The Tyrant Is Us: An Interview With Alice Notley

Originally Published: December 30, 2016

Alice Notley is interviewed at Los Angeles Review of Books. The poet, who lives in Paris, spoke with Shoshana Olidort on the morning of the second night of Notley's reading of the entirety of the book-length poem, The Descent of Alette, at The Lab in San Francisco. "Can you tell me a bit about how performance informs your writing?" asks Olidort. Notley's answer, and more:

ALICE NOTLEY: I always think of poems as something to be performed. And I always think of how they’re going to sound. There wouldn’t be poetry without that. It’s utterly important. And people should read poetry aloud. Reading aloud is key. I read each poem aloud in my room after I’ve written it, and I often picture myself in a room performing it.

Who is your intended audience?

It changes. When I lived in New York, it was the audience that met at The Poetry Project every Wednesday. It was a really wonderful audience, very intelligent, receptive to poetry. I pictured that room, the Parish Hall of St. Mark’s Church, and I had a sense of all the bodies in the room. But I don’t picture that audience anymore. I don’t quite know what I picture. Sometimes it’s like a room full of souls, sometimes it’s the whole universe, and I’m just sort of talking to everything there is.

You’ve referred to The Descent of Alette as a feminine epic. Why was it important to you to write a feminine epic?
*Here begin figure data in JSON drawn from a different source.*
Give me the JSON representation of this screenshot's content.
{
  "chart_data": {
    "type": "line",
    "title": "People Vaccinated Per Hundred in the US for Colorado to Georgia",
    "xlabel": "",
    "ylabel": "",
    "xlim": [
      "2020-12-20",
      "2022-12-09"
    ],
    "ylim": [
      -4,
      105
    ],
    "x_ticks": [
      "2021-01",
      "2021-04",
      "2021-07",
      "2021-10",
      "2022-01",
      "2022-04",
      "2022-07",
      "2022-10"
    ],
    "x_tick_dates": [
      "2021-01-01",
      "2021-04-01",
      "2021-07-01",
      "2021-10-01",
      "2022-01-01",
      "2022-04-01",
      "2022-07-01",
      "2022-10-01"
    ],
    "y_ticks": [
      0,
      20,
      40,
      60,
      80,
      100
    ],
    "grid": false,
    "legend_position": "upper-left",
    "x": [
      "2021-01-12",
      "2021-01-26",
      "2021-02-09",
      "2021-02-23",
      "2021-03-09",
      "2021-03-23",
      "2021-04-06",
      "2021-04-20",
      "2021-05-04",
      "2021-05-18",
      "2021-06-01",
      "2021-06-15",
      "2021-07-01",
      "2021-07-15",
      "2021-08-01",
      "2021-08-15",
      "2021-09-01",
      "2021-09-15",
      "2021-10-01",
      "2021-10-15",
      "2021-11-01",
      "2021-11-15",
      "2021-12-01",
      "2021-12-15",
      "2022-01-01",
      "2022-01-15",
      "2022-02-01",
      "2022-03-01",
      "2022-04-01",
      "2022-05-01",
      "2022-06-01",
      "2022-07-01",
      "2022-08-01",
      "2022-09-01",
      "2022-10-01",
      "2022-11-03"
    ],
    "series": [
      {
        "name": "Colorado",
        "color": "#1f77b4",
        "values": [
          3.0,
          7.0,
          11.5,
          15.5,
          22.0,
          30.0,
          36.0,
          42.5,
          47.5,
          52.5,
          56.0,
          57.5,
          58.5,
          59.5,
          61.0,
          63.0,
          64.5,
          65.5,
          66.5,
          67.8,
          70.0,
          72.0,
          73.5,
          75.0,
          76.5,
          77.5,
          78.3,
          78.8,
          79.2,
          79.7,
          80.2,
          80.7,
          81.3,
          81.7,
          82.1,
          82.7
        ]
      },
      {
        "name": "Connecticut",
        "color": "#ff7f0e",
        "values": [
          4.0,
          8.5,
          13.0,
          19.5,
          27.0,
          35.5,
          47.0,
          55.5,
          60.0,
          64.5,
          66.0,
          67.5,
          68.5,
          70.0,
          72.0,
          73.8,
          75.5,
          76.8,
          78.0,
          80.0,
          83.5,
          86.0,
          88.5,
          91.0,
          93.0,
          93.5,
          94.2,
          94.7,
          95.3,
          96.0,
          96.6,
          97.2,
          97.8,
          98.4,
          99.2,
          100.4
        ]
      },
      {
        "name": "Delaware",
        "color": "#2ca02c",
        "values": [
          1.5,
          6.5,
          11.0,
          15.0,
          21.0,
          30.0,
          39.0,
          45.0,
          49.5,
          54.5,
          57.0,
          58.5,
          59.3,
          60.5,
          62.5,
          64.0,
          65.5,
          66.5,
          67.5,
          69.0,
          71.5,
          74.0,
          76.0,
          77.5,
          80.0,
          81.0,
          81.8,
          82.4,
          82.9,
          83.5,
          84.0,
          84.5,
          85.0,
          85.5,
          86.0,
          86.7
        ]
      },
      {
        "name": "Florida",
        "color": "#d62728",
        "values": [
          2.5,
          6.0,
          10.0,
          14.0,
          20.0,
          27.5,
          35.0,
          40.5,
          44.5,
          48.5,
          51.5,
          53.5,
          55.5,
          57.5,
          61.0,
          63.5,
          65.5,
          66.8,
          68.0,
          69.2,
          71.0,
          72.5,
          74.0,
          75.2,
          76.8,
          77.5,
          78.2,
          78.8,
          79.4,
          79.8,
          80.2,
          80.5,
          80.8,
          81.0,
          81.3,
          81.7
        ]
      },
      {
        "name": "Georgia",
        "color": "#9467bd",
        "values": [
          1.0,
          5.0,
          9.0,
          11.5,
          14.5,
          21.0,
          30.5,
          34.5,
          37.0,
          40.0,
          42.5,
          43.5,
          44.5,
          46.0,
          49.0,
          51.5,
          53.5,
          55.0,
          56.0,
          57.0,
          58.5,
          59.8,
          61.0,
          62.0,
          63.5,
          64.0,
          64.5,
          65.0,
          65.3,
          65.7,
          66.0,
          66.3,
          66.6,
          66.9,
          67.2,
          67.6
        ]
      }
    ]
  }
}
I wanted to write an epic in which the hero was a woman. The epic was held as the epitome of writing — a hero, a man who changes everything there is by entering into combat with something. The entire history of the epic is that, in every culture. But then I found one that wasn’t like that, the Sumerian Descent of Inanna, in which the hero, Inanna, is purely interested in finding out what death is. It’s an inquisition through experience. I was interested in how there was no action, and how she didn’t really kill. The way it was set up was very dreamlike. She was the hero, and what she wanted was knowledge.

So who is the tyrant of the story?

In The Descent of Alette, the tyrant is us. The tyrant is what enslaves us to our forms. The tyrant is the form of our life, the form of our politics, the form of our universities, the form of our knowledge, our thinking we know something. All of that is the tyrant. The tyrant is a liberal. The tyrant isn’t Trump. He can be part of it, but this tyrant is an extremely accomplished man who can do anything. Alette’s about the liberation of women, but it’s also about the liberation of everyone. If you keep half of humankind down, then everybody is oppressed.